The former home of legendary American born Greek soprano Maria Callas in Athens is set to be renovated to house the ‘Academy of Lyric Art Maria Callas’, a non-profit university-level theatrical school.

Located not far from Athens’ National Archaeological Museum, on the corner of Patision Avenue (28th October) and Skaramagka street; the 1500 square-metre apartment building erected in 1925 in the Jugendstil (youth style) mode of Art-Nouveau architecture, is yet another of the city’s iconic residences.

Callas lived in the building between 1937 and 1945, when she along with her mother Litsa and sister Jackie returned to Greece from New York following her parents’ divorce.

Her journey to operatic prominence began around the same time when after her unsuccessful enrolment attempt at the Athens Conservatoire she was enrolled in the Greek National Conservatoire.

Here her tutor Maria Trivella described her as a “model student… singing the most difficult arias in the international opera repertoire with the utmost musicality.”

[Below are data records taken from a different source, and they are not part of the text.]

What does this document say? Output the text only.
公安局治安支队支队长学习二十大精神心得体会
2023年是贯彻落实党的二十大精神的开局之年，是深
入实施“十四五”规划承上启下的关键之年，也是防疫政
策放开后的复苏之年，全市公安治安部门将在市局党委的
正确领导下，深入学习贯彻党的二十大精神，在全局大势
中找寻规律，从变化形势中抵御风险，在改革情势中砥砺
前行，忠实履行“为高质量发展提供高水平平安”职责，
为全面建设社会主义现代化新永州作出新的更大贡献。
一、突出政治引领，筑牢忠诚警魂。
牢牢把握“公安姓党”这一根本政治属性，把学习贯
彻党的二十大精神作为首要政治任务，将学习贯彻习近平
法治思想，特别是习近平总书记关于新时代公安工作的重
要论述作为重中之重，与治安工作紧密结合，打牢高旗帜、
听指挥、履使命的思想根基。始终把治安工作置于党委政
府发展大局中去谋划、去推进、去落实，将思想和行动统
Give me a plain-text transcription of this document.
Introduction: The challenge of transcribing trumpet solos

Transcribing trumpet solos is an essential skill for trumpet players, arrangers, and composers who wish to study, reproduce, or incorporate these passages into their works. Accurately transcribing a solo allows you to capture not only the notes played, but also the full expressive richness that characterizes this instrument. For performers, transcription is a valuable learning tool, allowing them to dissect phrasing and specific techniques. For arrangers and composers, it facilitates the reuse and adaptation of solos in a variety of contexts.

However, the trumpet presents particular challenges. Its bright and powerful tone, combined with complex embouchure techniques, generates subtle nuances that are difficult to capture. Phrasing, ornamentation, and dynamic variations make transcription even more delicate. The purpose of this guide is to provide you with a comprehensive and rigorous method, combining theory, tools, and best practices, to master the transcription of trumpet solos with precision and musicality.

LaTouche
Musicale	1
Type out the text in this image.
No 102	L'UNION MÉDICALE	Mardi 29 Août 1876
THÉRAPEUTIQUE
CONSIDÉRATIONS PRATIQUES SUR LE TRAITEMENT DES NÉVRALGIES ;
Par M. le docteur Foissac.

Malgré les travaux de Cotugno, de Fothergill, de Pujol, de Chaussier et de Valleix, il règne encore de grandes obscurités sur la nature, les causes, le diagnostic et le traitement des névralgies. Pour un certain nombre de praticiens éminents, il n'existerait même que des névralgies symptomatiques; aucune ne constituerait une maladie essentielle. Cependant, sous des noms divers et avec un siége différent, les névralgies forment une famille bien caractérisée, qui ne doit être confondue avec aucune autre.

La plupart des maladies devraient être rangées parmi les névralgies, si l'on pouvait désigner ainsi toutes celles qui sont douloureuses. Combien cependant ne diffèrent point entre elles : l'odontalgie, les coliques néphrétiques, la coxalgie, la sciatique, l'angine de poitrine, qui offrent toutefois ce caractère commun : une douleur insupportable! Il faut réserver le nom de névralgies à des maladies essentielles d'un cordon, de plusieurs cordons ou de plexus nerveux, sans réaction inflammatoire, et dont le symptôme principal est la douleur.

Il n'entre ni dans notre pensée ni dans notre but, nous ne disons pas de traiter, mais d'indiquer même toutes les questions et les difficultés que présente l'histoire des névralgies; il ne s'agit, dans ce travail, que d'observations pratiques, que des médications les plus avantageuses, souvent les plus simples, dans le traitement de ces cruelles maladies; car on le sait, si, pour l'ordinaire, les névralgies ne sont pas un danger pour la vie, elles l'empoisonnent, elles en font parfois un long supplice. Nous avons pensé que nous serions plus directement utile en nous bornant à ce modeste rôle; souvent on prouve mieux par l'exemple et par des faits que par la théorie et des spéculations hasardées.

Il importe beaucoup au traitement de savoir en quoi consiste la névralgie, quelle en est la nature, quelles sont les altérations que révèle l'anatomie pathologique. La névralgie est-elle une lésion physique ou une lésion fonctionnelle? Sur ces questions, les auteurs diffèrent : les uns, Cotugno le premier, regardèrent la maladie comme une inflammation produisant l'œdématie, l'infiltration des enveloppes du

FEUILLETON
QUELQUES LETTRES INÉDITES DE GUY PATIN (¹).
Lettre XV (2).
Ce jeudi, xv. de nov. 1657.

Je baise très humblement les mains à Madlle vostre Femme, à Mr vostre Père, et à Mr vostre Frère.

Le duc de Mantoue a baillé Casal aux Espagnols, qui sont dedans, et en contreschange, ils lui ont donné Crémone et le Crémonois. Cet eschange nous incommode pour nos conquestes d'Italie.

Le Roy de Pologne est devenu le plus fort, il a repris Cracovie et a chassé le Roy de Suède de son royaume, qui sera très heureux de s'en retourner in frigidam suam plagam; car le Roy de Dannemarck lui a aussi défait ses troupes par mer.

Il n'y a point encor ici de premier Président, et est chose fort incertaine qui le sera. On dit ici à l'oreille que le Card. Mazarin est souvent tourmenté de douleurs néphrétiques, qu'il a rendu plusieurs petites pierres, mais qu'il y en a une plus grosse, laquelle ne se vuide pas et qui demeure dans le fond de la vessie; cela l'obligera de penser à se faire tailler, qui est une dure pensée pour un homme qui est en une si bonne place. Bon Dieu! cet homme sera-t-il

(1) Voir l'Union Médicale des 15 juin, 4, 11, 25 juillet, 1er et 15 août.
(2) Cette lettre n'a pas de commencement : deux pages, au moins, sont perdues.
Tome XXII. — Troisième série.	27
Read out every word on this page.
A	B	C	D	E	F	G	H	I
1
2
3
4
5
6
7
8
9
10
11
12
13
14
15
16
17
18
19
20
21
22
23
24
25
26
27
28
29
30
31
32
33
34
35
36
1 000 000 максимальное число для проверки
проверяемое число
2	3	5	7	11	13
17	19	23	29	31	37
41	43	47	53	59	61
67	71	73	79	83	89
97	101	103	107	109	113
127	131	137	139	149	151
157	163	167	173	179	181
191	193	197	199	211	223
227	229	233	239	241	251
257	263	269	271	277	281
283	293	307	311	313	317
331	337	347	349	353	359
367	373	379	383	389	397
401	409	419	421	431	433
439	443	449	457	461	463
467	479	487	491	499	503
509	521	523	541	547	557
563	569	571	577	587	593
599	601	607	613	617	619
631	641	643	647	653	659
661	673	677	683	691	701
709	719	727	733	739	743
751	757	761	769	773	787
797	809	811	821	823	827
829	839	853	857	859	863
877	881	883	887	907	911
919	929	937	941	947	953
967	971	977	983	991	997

By the time she left Greece in 1945, Callas had given 56 performances in seven operas. Returning to the United States where she reunited with her father, she was favourably received by the general manager of Manhattan’s Metropolitan Opera, Edward Johnson.

Opera singer Maria Callas during a rehearsal of the three-act opera “Medea” at the Royal Opera House at Covent Garden in 1959, London, England. Photo: AAP via AP/File

Her career then took her to Italy in 1946 from which point on her rise to stardom was increasingly meteoric, remembered by the end of her professional life for her musicality, artistry and singular stylistic acting.

Updated plans for the reinstatement of her teenage home as a school for the arts were announced at a conference on 2 December, the 99th anniversary of her birth.

Athens’ mayor Kostas Bakoyannis said on social media that “the municipality of Athens has managed to secure the necessary European resources and proceed with the tendering of the project by Anaplasi S.A.,” a major Greek engineering firm.

Despite languishing for a period, the renovation, originally forecasted to have been completed earlier this year with operations slated to commence in October, it’s now said the project will come to fruition in 2025.

Bakoyannis, alongside president of the academy Vaso Papantoniou, confirmed at the presser that full financing for the 6.8-million-euro project had been secured.

He described the development as “a gift for Athens and all of us.”

This news comes together with the Greek Culture Ministry’s announcement that the centennial of Callas’ birth will be included on UNESCO’s celebratory list of anniversaries for 2023.